For a company in the business of offering newness, the Estée Lauder Cos. Inc. ushered in a windfall of change in fiscal 2009, introducing a new management team and a reorganized company structure and culture.
The latter two efforts stem from the beauty firm’s four-year restructuring plan designed to jump-start profitable growth and extend its global reach. Charges related to the restructuring contributed to a loss in the fourth quarter, but the company remained profitable for the year.
For the quarter ended June 30, losses totaled $17.9 million, or 9 cents a diluted share, compared with year-ago earnings of $120.2 million, or 61 cents a share. Excluding restructuring charges, earnings per share were on par with the 20 cents Wall Street expected. Sales for the three months fell 16.4 percent to $1.68 billion from $2.01 billion.
For the year, earnings dropped 53.9 percent to $218.4 million, or $1.10 a diluted share, on sales that declined 7.4 percent to $7.32 billion.
Shares of the beauty firm gained 16 cents, an increase of 0.4 percent, to $37.80 in New York Stock Exchange trading Thursday.
The company continued its belt-tightening, squeezing out $250 million in costs this year as it put a freeze on hiring and salary increases and pruned staff. Lauder indicated by December it will have notified about two-thirds of the 2,000 employees expected to be affected by the firm’s plan to trim its workforce by 6 percent.
“We’ve learned to succeed with less,” said executive chairman William Lauder. He was presiding over his last earnings call before ceremonially handing over that baton to Fabrizio Freda, who officially took over the helm as president and chief executive officer from Lauder on July 1.
For the year, by category, sales of skin care — Lauder’s primary area of focus going forward — declined 3.7 percent to $2.89 billion on a reported basis; makeup sales dipped 5.6 percent to $2.83 billion; hair care sales decreased 5.8 percent to $402.4 million, and fragrance sales slid 19.6 percent to $1.15 billion.

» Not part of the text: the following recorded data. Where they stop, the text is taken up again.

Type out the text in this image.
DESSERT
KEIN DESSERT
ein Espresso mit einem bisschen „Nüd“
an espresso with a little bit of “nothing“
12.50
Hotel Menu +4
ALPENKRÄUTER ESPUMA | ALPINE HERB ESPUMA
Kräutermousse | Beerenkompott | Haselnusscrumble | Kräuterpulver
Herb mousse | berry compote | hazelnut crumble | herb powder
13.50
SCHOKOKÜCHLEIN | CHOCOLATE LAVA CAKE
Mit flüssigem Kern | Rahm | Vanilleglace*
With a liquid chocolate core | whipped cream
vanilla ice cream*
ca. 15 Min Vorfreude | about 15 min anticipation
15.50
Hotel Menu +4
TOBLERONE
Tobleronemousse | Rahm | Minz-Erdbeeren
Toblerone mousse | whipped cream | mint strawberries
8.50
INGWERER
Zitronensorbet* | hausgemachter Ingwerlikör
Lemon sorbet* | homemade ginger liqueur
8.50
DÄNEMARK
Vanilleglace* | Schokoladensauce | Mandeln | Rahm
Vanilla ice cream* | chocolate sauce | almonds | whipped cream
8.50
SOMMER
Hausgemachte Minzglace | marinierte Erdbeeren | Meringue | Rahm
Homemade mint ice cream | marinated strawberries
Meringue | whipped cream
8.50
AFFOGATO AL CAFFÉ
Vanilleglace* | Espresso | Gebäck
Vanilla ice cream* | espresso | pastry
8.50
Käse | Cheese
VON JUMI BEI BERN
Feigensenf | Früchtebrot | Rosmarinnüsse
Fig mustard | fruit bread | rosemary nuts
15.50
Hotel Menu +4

By region, the company reported annual sales in the Americas fell 7.8 percent on a reported basis to $3.42 billion. In Europe, the Middle East and Africa, sales declined 13.2 percent to $2.61 billion. Asia-Pacific continued to drive international growth, gaining 9 percent to $1.3 billion.
The firm continues to eye international expansion, noting that MAC Cosmetics is slated to open some 50 doors globally and Origins will enter China in March. Bobbi Brown is gearing up to launch in Poland next year. International sales reached 59 percent of revenue in the quarter, boosted by softness in the U.S. market.
Freda reiterated that Lauder will focus on “fewer, bigger ideas in high-priority areas,” adding the company has expanded its research-and-development efforts in its Paris-based “innovation center,” and plans to do the same in Asia.
The beauty firm also is fine-tuning its consumer research, which Freda said will help direct R&D and marketing decisions.
At the same time, Lauder has begun to do the heavy lifting to improve underperforming segments of the business. For instance, Freda said the company has cut Aramis and Designer Fragrances’ number of stockkeeping units by 50 percent from fiscal 2007 levels. It also plans to reemphasize classic scents and focus on “fewer, bigger” launches. In a similar move, Lauder is refocusing Darphin on skin care as it pulls the brand out of the makeup and fragrance categories. Freda said the actions Lauder is taking to address underperforming brands and segments include aggressive cost cutting, exiting certain categories or countries — as in the case of Darphin — and, in some cases, relaunching the brand. The company maintains it may ultimately decide to shed underperformers.
Turning to the upcoming holiday selling season, the company said it anticipates sales to be flat in comparison with last year.
Lauder will continue to attempt to cater to the shopper’s preoccupation with value. “The consumer is actively responding to value messages,” said William Lauder. “Is there one magic price point? No. But, there are magical price levels, which we are continuing to focus on and making sure consumers have access to price points under $30, under $50, under $75.
“We are seeing some caution from the consumer, but certainly not the reticence she had from the late fall through the early spring 2009,” he added. “She is coming back, but she is responding to stronger value propositions.”
Freda said the company is working to reframe the concept of value. He told WWD, “Today, the consumer is seeing value in a simple way: promotions or price cuts. Our challenge is to communicate it in other ways.” He pointed to mini facials at the Origins’ counter and signage displaying price as examples.
Looking forward, the company expects first-quarter net sales to decrease by 2 to 5 percent in constant currency. For fiscal 2010, Lauder forecasts net sales growth of flat to 2 percent.
Referring to Lauder’s strategic moves over the last year, Freda said: “The level of activity that is going on strategically — in terms of restructuring, resizing the organization, eliminating all this cost, taking inventories down in a dramatic way, refocusing the portfolio in the long term — those are activities that require a lot of cultural change.”